Tout d'abord, voici un exemple pour illustrer le manque d'inclusivité de l'IA : Si vous demandez à une IA de créer l'image d'une femme sur un cheval, il s'agira très probablement d'une femme blanche ou asiatique avec de longs cheveux. Ce qui n'est pas surprenant, car les images de femmes à cheval les plus courantes sur Internet ressemblent à cela.

Si ce manque d’inclusivité est relativement inoffensif, il arrive parfois que l’objectivité toute relative des intelligences artificielles puisse heurter la sensibilité du grand public. Rappelons qu’en 2015, l'algorithme de Google Photos avait catégorisé une utilisatrice de couleur comme étant un ‘gorille’, faisant exploser au grand jour les failles d’un système aussi complexe que délicat.
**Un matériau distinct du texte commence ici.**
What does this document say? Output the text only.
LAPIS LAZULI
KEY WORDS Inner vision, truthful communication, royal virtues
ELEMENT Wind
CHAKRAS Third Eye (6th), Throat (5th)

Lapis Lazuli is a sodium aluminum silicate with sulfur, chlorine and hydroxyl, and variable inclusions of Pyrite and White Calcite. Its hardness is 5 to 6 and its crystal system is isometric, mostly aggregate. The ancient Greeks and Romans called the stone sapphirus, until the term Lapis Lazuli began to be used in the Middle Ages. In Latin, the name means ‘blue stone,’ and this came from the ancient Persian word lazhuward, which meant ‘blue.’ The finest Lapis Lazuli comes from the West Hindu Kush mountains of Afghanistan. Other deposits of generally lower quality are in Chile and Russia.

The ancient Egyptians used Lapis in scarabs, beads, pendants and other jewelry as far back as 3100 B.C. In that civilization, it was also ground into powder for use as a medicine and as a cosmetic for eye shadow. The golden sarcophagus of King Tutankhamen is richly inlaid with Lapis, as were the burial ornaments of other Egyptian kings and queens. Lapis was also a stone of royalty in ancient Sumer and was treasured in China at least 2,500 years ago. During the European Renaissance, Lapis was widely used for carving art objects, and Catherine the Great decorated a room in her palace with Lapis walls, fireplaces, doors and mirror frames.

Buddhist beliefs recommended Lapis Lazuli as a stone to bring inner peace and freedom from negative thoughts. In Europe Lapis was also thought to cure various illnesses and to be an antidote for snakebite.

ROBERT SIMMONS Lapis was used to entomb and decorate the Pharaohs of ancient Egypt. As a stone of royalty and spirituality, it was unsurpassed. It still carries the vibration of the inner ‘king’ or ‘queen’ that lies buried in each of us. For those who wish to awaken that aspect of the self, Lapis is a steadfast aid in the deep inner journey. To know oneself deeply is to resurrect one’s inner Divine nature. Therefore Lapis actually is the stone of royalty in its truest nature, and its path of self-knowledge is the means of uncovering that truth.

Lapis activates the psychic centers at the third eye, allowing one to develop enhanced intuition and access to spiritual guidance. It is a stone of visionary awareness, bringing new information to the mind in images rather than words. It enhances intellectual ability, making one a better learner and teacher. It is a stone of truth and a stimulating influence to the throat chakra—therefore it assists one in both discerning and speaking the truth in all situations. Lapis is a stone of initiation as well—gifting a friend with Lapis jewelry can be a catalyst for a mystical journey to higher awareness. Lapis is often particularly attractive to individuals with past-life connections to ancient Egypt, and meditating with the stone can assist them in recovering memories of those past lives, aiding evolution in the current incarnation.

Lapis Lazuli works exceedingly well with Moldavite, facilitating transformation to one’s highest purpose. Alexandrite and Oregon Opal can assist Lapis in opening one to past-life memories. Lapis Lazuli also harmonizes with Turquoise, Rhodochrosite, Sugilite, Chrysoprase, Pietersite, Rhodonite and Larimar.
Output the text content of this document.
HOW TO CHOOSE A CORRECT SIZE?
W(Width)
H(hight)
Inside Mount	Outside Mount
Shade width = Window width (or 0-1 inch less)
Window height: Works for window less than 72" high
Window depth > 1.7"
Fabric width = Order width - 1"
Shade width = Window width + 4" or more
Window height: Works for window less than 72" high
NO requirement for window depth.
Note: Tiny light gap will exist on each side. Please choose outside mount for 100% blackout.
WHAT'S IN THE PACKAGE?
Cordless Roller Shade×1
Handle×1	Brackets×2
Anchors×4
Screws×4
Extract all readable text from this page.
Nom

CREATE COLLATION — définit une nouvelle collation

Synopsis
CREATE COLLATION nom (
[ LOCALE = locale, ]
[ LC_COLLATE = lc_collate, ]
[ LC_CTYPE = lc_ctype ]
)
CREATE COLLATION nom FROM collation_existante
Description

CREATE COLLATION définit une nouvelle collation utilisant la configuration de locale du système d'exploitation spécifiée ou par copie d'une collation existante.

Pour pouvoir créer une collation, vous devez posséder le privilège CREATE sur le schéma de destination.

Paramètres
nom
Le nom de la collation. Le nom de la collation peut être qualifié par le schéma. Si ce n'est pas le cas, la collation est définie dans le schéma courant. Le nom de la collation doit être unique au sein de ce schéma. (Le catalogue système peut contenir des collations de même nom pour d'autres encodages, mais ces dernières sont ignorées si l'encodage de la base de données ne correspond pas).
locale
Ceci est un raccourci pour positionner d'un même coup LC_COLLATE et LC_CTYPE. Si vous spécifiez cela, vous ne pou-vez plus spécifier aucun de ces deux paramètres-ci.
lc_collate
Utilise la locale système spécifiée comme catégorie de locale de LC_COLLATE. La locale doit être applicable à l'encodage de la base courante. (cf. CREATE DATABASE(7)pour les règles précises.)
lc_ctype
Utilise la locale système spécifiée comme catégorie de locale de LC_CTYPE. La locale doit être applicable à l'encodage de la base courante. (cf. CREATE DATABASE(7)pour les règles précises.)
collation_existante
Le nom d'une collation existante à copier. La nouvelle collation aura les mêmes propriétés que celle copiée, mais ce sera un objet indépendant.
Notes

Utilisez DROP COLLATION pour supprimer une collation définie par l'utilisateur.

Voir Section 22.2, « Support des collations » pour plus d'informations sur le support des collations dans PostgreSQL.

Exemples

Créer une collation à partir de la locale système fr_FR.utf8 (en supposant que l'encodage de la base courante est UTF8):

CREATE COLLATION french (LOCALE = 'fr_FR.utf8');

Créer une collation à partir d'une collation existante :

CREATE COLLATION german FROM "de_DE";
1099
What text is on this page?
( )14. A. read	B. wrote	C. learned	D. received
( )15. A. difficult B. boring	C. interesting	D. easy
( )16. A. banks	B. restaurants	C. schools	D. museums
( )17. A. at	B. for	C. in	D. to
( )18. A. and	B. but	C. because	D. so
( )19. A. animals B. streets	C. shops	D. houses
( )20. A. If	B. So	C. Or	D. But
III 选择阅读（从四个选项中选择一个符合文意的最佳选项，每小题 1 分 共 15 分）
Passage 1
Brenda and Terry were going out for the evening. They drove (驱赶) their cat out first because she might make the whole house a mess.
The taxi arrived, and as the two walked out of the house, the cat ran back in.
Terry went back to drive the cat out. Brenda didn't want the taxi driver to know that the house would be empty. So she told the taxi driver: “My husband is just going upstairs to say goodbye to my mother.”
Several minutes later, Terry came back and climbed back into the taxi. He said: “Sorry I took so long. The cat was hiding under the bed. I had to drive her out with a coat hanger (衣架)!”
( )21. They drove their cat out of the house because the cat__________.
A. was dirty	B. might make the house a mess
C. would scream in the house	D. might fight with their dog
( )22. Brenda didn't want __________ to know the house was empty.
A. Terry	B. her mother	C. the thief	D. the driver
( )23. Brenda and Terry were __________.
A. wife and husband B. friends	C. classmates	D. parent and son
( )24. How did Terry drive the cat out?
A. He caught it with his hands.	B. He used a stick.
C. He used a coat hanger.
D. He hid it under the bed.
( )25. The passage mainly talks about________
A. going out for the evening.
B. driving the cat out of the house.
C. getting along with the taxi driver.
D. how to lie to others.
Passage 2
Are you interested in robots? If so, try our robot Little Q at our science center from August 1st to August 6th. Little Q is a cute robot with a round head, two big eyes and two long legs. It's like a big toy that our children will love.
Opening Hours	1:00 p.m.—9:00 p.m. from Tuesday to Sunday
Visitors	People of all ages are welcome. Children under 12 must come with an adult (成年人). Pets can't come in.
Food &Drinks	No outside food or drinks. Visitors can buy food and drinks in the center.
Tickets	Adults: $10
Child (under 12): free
Plusieurs biais de ce type sont d’ailleurs observables selon les demandes faites aux IA, reflétant immanquablement les biais humains sur l’égalité homme/femme, le racisme, le handicap, etc.

Un autre exemple parlant : si l’IA montre une photo d'un poisson, la technologie ne reconnaîtra probablement pas le poisson en tant que tel, sauf si des doigts sont également visibles sur la photo. En effet, il existe de nombreuses photos en ligne de personnes tenant un poisson. Or, le monde en ligne est le seul cadre de référence dont dispose l'IA et, malheureusement, ce monde n'est pas aussi inclusif que nous le souhaiterions. Il en va de notre ressort à nous, humains à l’origine d’Internet, de faire de l’IA un outil inclusif. Pourquoi s'étonne-t-on que l’IA ne soit pas inclusive, lorsque l’on voit un manque d’inclusivité probant de notre société ?

L’IA est un enfant à qui il faut tout apprendre

Après tout, l'IA est comme un enfant : elle imite notre comportement et fait ce que nous lui disons de faire. Lorsqu'un petit enfant fait quelque chose qu’il n'est pas autorisé à faire, nous rejetons souvent la faute sur les parents, car ceux-cis n’auraient pas élevé leur enfant correctement. Comment est-il possible qu'avec l'IA, nous ne portions pas le blâme sur nous-même, mais sur la technologie ? Nous ne pouvons pas attendre de cette technologie qu'elle sache ce qu'elle fait simplement parce que nous la qualifions d'"intelligente". Il faut d’abord se regarder dans le miroir, car nous en sommes à l’origine.

La frontière entre la ressemblance homme/machine tendant à s’estomper, cela crée de fait un transfert presque immuable du mimétisme émotionnel de l’humain sur les réseaux informatiques, semblables aux réseaux neuronaux. L’IA est ainsi aux développeurs ce que Frankenstein était à son créateur : une entité autonome dotée de capacités calquées sur une base de données plus ou moins stables, programmée à reproduire les comportements de son modèle.

De cette façon et en nous appuyant sur les modes de pensées actuels ainsi que leurs conséquences sur l’univers physique qui nous entoure, nous comprenons plus aisément le manque de diversité/d’inclusion de ces IA, souvent pointé du doigt. La professeure Sasha Luccioni remarquait d’ailleurs la faible part de femmes parmi les développeurs à l’échelle globale, ce qui peut faciliter l’intégration de biais inconscients dans les algorithmes.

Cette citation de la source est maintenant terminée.